Implementasi UU Minerba ditambah deklarasi penyelamatan SDA oleh 20 Menteri dan Sembilan lembaga negara hingga instruksi Presiden soal penataan pengelolaan SDA yang baik nampaknya masih sangat jauh dari harapan. Hal itu dapat dibuktikan dengan masih maraknya kegiatan penambangan ilegal (ilegal mining) khususnya di wilayah Morombo, Konawe Utara yang terkesan sangat leluasa tanpa ada pengawalan dari Aparat Penegak Hukum.

Meskipun aturan pengelolaan SDA sudah sangat jelas, seperti yang diterapkan dalam UU No. 3 Tahun 2020 tentang Pertambangan Mineral dan Batubara (UU Minerba), UU No. 18 Tahun 2013 tentang Pencegahan dan Pemberantasan Perusakan Hutan (P3H), UU No. 32 Tahun 2009 tentang Perlindungan dan Pengelolaan Lingkungan Hidup (UU PPLH) dan beberapa aturan lain yang berkaitan dengan mekanisme pengelolaan SDA yang baik dan benar.

Akan tetapi, praktik penambangan ilegal yang tidak sesuai dengan kaidah-kaidah pertambangan dan juga bertentangan dengan berbagai peraturan perundang-undangan tak mampu untuk dituntaskan oleh pihak-pihak yang berwenang.

Pertanyaannya adalah, bagaimana bisa kegiatan penambangan ilegal khususnya di wilayah Konawe Utara bisa sangat leluasa dilakukan? Apakah hal tersebut merupakan bentuk kelalaian dari Aparat Penegak Hukum atau ada hal lain sehingga kegiatan penambangan ilegal di wilayah Morombo tak mampu untuk dituntaskan?.

Padahal kegiatan penambangan ilegal merupakan sebuah kejahatan yang wajib untuk di berantas oleh Aparat Penegak Hukum (APH) tanpa terkecuali sesuai dengan perintah undang-undang yang berlaku di negeri ini.
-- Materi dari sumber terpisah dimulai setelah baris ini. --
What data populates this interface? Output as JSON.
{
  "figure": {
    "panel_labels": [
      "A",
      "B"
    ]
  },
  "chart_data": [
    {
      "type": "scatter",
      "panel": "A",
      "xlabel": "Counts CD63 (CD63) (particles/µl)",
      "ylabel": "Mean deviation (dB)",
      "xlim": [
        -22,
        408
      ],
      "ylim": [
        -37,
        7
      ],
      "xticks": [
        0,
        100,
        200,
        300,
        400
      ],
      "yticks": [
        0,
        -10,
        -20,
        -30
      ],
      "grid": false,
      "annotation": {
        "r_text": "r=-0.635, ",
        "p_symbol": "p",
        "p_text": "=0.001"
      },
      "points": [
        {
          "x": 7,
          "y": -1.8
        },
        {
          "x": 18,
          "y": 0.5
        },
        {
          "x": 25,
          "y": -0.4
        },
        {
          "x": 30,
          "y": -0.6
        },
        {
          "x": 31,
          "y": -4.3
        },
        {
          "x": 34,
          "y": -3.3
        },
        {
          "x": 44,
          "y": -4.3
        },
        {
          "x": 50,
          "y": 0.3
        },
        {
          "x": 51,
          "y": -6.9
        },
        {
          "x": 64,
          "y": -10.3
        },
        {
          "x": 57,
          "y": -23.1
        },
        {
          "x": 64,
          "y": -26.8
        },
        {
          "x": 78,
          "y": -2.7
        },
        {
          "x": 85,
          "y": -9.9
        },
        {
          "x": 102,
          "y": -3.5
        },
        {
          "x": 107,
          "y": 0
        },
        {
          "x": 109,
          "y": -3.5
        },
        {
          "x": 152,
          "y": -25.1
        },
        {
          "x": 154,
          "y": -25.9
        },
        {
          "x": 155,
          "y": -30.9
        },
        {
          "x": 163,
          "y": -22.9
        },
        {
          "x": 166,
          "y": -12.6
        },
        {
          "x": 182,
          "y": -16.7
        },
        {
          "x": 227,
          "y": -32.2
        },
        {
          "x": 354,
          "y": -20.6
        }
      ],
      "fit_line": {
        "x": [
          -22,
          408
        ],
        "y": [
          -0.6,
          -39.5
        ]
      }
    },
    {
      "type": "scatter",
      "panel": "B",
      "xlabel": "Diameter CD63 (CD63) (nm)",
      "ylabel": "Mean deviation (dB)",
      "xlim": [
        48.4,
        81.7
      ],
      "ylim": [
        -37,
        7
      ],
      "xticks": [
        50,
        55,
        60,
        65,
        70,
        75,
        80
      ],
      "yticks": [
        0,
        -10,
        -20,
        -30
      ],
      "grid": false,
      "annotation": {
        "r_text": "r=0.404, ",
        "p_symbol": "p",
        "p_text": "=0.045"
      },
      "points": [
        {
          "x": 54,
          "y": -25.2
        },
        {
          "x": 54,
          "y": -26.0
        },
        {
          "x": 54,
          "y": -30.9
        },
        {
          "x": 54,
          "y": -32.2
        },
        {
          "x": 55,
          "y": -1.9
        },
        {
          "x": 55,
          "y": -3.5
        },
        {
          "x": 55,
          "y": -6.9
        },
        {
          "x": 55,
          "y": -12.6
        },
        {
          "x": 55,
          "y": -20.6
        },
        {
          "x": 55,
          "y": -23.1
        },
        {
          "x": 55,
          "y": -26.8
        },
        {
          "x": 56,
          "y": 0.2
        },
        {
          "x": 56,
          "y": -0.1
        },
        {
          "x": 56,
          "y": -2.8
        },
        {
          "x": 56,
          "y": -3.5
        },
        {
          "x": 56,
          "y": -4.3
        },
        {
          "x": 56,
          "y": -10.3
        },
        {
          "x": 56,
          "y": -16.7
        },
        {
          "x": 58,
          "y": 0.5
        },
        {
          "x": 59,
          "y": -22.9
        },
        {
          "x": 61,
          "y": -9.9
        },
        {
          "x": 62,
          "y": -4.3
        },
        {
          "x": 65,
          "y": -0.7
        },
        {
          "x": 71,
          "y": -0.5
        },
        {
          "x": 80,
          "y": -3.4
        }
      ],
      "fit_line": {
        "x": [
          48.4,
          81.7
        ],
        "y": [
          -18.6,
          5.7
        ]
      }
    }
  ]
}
Penulis ingin menguraikan beberapa contoh kegiatan penambangan yang disinyalir kuat tidak dilengapi dengan perizinan dibidang pertambangan, tetapi bisa dengan leluasa dilakukan tanpa ada penindakan dari Aparat Penegak Hukum.

Beberapa kegiatan penambangan ilegal yang menjadi perhatian adalah kegiatan penambangan PT. Cipta Surya Delapan (CS8) di wilayah Morombo, Kecamatan Lasolo, Kabupaten Konawe Utara yang sangat leluasa dilakukan tanpa ada proses hukum. Meskipun tidak mengantongi perizinan untuk melakukan kegiatan pertambangan.

Hal itu dibuktikan dengan tidak adanya proses hukum terhadap pemilik atau unsur pimpinan PT. CS8 hingga saat ini.  Padahal, kegiatan pertambangan PT. CS8 tidak dilengkapi dengan Izin Usaha Pertambangan (IUP) dan tanpa Izin Pinjam Pakai Kawasan Hutan (IPPKH) atau Persetujuan Penggunaan Kawasan Hutan (PPKH) serta beberapa dokumen pendukung lainnya.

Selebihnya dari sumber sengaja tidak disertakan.